Repeated Effort Method
This consists of lifting submaximal weights for multiple repetitions. It is usually the most common method you will see at your average gym. This method is most responsible for hypertrophy (muscle growth) in muscle fibers. Sets can be pushed to muscular failure to ensure that a maximal number of motor units (and in turn maximal number of muscle fibers) are recruited. The submaximal effort method can also be used, in which sets are not taken to complete failure.
A popular way to use this method is to perform a lower to medium number of sets (2-5) of multiple repetitions (6-12 reps). However, there is more than one way to do things. In "Explosive Power and Jumping Ability for All Sports" by Starzynski and Sozanski, performing repetitions with a set weight for time is discussed. For example, you could take a pair of dumbbells and perform as many reps as possible in five minutes; resting when you need to.

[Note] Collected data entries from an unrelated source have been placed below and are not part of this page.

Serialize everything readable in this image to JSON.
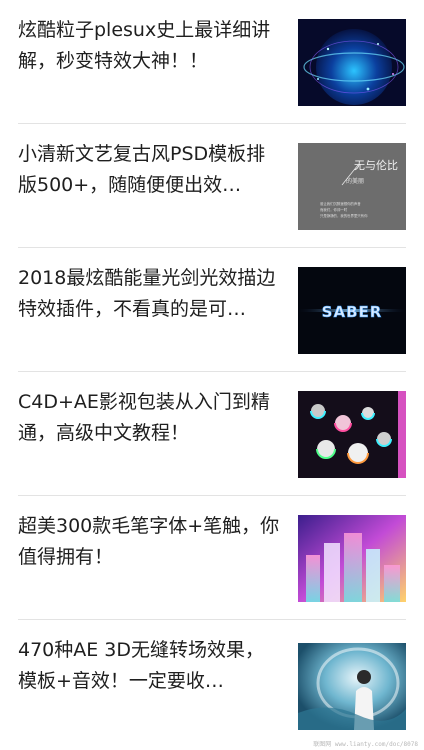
{
  "feed": {
    "items": [
      {
        "title": "炫酷粒子plesux史上最详细讲解，秒变特效大神！！",
        "thumb_icon": "globe-particles-thumbnail"
      },
      {
        "title": "小清新文艺复古风PSD模板排版500+，随随便便出效…",
        "thumb_icon": "retro-poster-thumbnail",
        "thumb_text": {
          "line1": "无与伦比",
          "line2": "的美丽",
          "small1": "谁让我们沉醉遥想你的声音",
          "small2": "而我们，你却一时",
          "small3": "只是静静的，我的世界里只有你"
        }
      },
      {
        "title": "2018最炫酷能量光剑光效描边特效插件，不看真的是可…",
        "thumb_icon": "saber-effect-thumbnail",
        "thumb_text": {
          "logo": "SABER"
        }
      },
      {
        "title": "C4D+AE影视包装从入门到精通，高级中文教程！",
        "thumb_icon": "glowing-spheres-thumbnail"
      },
      {
        "title": "超美300款毛笔字体+笔触，你值得拥有！",
        "thumb_icon": "gradient-blocks-thumbnail"
      },
      {
        "title": "470种AE 3D无缝转场效果，模板+音效！一定要收…",
        "thumb_icon": "portrait-transition-thumbnail"
      }
    ]
  },
  "watermark": "联图网 www.lianty.com/doc/8078",
  "colors": {
    "text": "#1f1f1f",
    "divider": "#e3e3e3"
  }
}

When it all comes down to it, various methods must be employed to train various physical qualities at the right times. I am currently training a high school pitcher. He has added 50 pounds to his squat, 40 pounds to his bench press, over 5 inches to his vertical, and over 15 pounds to his frame over the course of the past 5 to 6 months. Hes bigger, faster, stronger, and more powerful. How did we accomplish this? By employing each of these different methods at specific phases of training.

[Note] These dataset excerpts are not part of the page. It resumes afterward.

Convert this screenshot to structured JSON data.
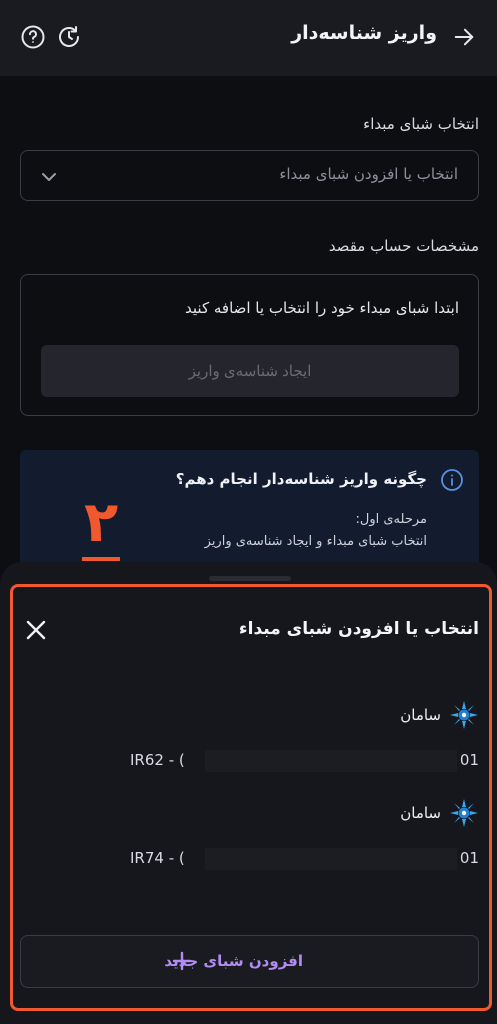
{
  "header": {
    "title": "واریز شناسه‌دار",
    "back_icon": "arrow-right-icon",
    "help_icon": "question-circle-icon",
    "history_icon": "history-clock-icon"
  },
  "source": {
    "label": "انتخاب شبای مبداء",
    "placeholder": "انتخاب یا افزودن شبای مبداء"
  },
  "destination": {
    "label": "مشخصات حساب مقصد",
    "hint": "ابتدا شبای مبداء خود را انتخاب یا اضافه کنید",
    "create_button": "ایجاد شناسه‌ی واریز"
  },
  "guide": {
    "title": "چگونه واریز شناسه‌دار انجام دهم؟",
    "step_label": "مرحله‌ی اول:",
    "step_desc": "انتخاب شبای مبداء و ایجاد شناسه‌ی واریز",
    "step_number": "۲"
  },
  "sheet": {
    "title": "انتخاب یا افزودن شبای مبداء",
    "accounts": [
      {
        "bank": "سامان",
        "iban_prefix": "IR62 - (",
        "iban_suffix": "· 01"
      },
      {
        "bank": "سامان",
        "iban_prefix": "IR74 - (",
        "iban_suffix": "· 01"
      }
    ],
    "add_button": "افزودن شبای جدید"
  },
  "colors": {
    "accent": "#b18cf3",
    "highlight": "#f0582d",
    "background": "#0d0e12"
  }
}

For the record, you can't just jump into training with max weights. Technique and muscles, bones, and all connective tissue must first be developed. In this athlete's case, we first needed to fix some imbalances in his hips and shoulders in addition to raising his level of general physical preparation, before we could get into more advanced training methods. If you don't address these things, injuries and problems will await you.
In conclusion, if your gains have stalled lately, maybe you should mix things up and employ a style of training you have been missing.